Neil DeGrasse Tyson’s short (222 page) book on astrophysics is attractive in a 4.5 x 7.5- inch format (hardbound). Just looking at it you get the impression it would be easy and fun to read. If you have some science education and are familiar with modern cosmology and general relativity (and you should be if you count yourself as an educated person), the book is a breeze, written with style and wit.
Tyson starts at the beginning, with the Big Bang, and moves briskly on to the formation of stars and planets, and our solar system. He talks about the mysteries of dark matter and dark energy, then tours through the periodic table of the elements, picking arbitrary favorites to comment on. Then he presents a history of astronomy, from the first visible light telescopes to spectroscopy and radio telescopes. He describes the search for extra-solar earthlike planets, and then, looking from the outside-in, what aliens would see if they were searching the heavens for Earth. Would they find us?
If you saw Tyson’s television show, “Cosmos,” modeled after Carl Sagan’s 1980’s show of that name, you’ll recognize this tour. To cover the entire cosmos in a couple hundred pages and make it roughly hang together is a remarkable exercise in editing, all the more so because there is no math. It really is a good basic education in cosmology for someone who only has a few hours to give.

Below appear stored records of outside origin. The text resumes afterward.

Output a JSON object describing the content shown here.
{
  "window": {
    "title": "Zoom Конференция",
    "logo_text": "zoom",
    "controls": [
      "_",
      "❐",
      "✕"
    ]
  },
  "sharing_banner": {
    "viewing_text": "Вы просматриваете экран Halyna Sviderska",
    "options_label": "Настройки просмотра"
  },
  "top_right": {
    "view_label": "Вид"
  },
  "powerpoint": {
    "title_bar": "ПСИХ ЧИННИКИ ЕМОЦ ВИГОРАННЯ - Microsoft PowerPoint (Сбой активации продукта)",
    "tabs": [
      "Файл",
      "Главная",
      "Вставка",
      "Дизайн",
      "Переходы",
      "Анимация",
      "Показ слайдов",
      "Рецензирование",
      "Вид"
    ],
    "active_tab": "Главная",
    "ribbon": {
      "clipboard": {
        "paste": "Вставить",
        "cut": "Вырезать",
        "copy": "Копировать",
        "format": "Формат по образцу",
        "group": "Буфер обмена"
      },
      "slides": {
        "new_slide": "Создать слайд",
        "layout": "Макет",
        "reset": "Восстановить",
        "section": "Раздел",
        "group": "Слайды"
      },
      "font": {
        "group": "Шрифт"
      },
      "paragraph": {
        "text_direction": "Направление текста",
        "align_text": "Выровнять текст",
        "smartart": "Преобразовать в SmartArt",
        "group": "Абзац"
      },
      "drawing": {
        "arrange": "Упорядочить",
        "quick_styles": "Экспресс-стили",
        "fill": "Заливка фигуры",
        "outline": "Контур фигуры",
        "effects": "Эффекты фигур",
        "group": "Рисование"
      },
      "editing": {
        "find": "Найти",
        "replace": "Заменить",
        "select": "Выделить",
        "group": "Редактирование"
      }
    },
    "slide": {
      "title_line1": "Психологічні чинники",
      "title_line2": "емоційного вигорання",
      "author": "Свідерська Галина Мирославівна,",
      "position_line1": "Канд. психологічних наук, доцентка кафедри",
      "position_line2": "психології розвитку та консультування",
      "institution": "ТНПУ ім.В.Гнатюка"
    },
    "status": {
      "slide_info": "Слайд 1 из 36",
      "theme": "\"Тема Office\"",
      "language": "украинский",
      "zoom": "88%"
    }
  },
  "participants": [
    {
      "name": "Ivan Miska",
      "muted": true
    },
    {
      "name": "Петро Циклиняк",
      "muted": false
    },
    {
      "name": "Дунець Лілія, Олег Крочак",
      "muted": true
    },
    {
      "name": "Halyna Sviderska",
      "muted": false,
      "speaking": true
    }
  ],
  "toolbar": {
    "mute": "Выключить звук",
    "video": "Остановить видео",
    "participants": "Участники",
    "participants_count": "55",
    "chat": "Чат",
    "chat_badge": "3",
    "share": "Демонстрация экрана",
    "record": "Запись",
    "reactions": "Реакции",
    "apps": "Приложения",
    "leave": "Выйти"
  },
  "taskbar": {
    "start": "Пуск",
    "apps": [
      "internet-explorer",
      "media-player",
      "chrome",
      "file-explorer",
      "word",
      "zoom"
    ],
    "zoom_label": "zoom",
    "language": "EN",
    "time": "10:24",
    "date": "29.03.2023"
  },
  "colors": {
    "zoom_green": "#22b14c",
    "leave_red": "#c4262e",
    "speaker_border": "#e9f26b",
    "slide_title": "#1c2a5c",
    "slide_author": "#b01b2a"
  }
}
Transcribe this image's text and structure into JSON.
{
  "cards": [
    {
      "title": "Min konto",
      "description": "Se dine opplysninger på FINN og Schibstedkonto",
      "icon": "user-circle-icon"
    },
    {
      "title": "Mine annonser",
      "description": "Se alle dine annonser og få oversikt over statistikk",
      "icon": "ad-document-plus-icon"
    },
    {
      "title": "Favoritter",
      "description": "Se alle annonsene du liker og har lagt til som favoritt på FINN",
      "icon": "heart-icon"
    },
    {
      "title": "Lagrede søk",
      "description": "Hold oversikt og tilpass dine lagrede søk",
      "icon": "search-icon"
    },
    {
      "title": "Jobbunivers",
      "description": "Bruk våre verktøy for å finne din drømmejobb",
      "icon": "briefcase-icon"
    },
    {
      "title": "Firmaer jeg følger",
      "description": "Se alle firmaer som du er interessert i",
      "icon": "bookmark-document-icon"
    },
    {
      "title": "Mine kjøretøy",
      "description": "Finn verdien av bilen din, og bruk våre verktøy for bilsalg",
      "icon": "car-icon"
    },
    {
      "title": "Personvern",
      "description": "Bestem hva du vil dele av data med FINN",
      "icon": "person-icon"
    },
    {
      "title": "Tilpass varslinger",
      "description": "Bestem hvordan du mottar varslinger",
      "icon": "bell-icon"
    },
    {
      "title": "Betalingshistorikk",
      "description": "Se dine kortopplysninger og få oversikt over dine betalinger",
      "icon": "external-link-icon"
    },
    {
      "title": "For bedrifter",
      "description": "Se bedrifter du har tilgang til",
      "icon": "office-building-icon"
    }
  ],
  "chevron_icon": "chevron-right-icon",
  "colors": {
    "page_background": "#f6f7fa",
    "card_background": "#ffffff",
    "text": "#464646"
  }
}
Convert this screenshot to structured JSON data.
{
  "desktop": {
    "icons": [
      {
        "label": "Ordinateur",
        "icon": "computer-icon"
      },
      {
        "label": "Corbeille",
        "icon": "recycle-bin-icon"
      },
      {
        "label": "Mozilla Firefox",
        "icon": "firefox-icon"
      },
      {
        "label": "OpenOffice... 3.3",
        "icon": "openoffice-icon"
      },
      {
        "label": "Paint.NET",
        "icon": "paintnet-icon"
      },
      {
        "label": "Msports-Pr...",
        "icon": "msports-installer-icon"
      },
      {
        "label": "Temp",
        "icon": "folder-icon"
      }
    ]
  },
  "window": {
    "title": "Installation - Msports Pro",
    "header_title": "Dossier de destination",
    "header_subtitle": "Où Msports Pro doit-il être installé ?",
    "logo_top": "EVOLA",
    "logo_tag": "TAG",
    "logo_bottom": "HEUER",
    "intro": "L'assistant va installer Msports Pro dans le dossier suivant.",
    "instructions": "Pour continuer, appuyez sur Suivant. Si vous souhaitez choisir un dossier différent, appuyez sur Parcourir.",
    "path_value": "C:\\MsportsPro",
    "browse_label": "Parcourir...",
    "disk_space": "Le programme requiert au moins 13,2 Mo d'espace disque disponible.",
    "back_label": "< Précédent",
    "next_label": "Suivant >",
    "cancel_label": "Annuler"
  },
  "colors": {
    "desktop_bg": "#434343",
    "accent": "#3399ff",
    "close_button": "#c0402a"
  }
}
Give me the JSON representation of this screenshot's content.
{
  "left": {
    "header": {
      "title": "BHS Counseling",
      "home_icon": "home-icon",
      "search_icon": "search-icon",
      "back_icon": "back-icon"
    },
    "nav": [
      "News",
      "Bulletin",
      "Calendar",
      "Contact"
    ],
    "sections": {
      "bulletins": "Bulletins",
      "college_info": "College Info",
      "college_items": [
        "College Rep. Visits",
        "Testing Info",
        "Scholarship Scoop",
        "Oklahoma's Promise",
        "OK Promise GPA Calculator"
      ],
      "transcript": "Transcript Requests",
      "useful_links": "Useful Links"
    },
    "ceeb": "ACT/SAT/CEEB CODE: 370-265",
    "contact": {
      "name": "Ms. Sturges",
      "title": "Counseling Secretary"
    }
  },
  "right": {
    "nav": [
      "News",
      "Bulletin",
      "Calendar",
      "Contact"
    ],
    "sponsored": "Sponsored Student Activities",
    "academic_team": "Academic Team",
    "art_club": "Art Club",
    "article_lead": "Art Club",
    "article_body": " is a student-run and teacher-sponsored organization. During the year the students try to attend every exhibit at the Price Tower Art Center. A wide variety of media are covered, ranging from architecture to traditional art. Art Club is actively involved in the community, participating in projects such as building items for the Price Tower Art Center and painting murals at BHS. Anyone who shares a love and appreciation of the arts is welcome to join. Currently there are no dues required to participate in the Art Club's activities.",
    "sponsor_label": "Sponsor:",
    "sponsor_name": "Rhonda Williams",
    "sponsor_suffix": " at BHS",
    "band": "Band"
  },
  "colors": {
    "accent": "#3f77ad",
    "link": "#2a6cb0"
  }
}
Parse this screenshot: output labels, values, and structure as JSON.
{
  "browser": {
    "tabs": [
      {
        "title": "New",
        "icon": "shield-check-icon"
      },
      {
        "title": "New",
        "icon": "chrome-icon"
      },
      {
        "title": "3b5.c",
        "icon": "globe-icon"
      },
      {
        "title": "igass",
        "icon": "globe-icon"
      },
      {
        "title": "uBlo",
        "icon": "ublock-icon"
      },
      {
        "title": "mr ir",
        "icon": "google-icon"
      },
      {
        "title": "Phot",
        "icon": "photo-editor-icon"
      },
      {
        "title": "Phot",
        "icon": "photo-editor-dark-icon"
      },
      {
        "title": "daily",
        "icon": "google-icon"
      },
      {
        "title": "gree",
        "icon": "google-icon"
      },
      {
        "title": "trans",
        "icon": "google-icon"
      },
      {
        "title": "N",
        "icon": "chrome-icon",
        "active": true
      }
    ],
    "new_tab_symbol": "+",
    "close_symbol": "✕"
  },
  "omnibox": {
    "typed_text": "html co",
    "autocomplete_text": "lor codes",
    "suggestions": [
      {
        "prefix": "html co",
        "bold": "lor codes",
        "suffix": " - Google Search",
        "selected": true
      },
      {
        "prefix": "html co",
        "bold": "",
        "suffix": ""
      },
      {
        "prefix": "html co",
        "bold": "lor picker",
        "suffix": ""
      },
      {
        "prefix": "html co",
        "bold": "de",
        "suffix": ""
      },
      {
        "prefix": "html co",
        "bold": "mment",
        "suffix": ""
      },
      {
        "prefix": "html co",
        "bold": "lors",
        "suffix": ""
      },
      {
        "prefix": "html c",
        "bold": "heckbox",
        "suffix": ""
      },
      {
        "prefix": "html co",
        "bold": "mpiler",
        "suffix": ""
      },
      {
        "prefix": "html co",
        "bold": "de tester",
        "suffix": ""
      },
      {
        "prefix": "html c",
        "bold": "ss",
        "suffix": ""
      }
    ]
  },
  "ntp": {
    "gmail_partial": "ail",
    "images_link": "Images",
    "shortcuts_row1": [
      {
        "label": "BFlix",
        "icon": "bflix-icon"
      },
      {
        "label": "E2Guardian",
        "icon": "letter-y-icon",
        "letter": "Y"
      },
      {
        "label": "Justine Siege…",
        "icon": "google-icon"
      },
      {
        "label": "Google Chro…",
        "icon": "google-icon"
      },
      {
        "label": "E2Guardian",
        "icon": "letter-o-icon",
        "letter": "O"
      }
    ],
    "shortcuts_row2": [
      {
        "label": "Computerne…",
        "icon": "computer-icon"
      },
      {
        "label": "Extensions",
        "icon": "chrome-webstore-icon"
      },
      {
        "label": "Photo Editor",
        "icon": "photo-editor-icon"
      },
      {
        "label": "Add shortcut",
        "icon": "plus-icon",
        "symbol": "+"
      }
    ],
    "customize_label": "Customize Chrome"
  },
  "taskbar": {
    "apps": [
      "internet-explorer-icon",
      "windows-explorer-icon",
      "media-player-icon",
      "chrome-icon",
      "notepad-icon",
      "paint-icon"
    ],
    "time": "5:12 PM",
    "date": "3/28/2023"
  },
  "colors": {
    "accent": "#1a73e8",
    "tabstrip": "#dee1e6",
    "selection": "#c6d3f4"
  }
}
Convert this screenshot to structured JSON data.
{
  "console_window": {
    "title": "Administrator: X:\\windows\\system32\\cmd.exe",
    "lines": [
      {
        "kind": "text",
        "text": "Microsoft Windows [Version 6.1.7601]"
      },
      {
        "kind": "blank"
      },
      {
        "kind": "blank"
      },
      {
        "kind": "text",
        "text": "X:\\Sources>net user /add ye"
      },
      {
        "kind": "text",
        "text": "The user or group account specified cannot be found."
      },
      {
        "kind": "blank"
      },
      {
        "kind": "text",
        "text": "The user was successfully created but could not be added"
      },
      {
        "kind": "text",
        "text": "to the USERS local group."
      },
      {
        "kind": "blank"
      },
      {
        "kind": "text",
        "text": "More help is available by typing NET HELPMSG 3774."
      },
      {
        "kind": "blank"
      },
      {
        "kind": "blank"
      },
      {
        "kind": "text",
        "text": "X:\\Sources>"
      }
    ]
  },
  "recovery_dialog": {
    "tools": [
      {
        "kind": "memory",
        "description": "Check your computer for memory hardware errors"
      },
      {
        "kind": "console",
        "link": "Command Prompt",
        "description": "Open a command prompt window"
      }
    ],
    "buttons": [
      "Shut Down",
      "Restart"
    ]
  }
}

The content would be too much for a beginner new to these ideas, nor will the book satisfy someone already familiar with modern astronomy and cosmology. So who is it for? I imagine it will appeal to those who read the science and technology sections in the popular press like the New York Times and The Economist, and someone who reads Science News and watches ‘Nova’ on PBS. The book is indexed lightly for quick look-ups.
I do have some complaints. The content seems to be almost entirely excerpted from earlier Tyson books, especially Death by Black Hole, and Origins. If you’ve read those, there’s nothing new here. More seriously, the first chapter on the Big Bang is a meaningless word salad. For example, the very early universe, pinpoint small, ‘expanded’ rapidly. Well, what can ‘expanded’ possibly mean if gravity and therefore space and time had not yet been formed? Nothing. It’s pure word soup.
Mathematically you can say that at T2, V2 was greater than V1 at T1. Those are variable names and they have numerical values and the equations they’re used in are internally consistent but they convey no commonsense meaning in ordinary language. Despite that, physicists of all stripes, from string theorists to quantum theorists and cosmologists seem immune to their own jabberwocky. I’d advise a naïve reader to skip the first chapter for that reason. It would take a lot more words than what Tyson offers here to make a coherent natural-language presentation of the Big Bang.
In the section on the development of astronomy, Tyson quickly (everything is quick in this book) moves from early visual observations to today’s large-scale radio telescopes, but though the book has a 2017 copyright, there is no mention of the new LIGO telescope that detects gravity waves and promises to open a new world of exploration.
When discussing what hypothetical aliens would have to do if they were to detect intelligent life on Earth, Tyson describes how well-hidden our planet is in the bright glare of our huge sun, and suggests that we would never be seen, but could be discovered in the radio spectrum because we give off a lot of radio waves. It’s an interesting section of the book but he fails to take into account the timescale. In cosmological time, humans have been capable of generating radio waves only for an immeasurably short flicker of an instant. Even if aliens had their scopes trained right on the planet, they would surely miss our shout.
Finally, the book ends with a longish reflection on the meaning of the cosmological observations discussed. Many other reviewers seem to like that section, but I found it strained with manufactured sentimentality. Yes, space is big and we are small. Got that. But small as we are, we are ‘precious.’ What? Precious to whom? To ourselves, I guess. Readers might skip the last chapter’s nonsense along with the first.
Despite some flaws, the book is excellent for the right reader. It would make a perfect gift for any scientifically curious person, perhaps a special high-school or college student.
Tyson, Neil De Grasse (20117). Astrophysics for People in a Hurry. New York: W.W. Norton. 222 pp.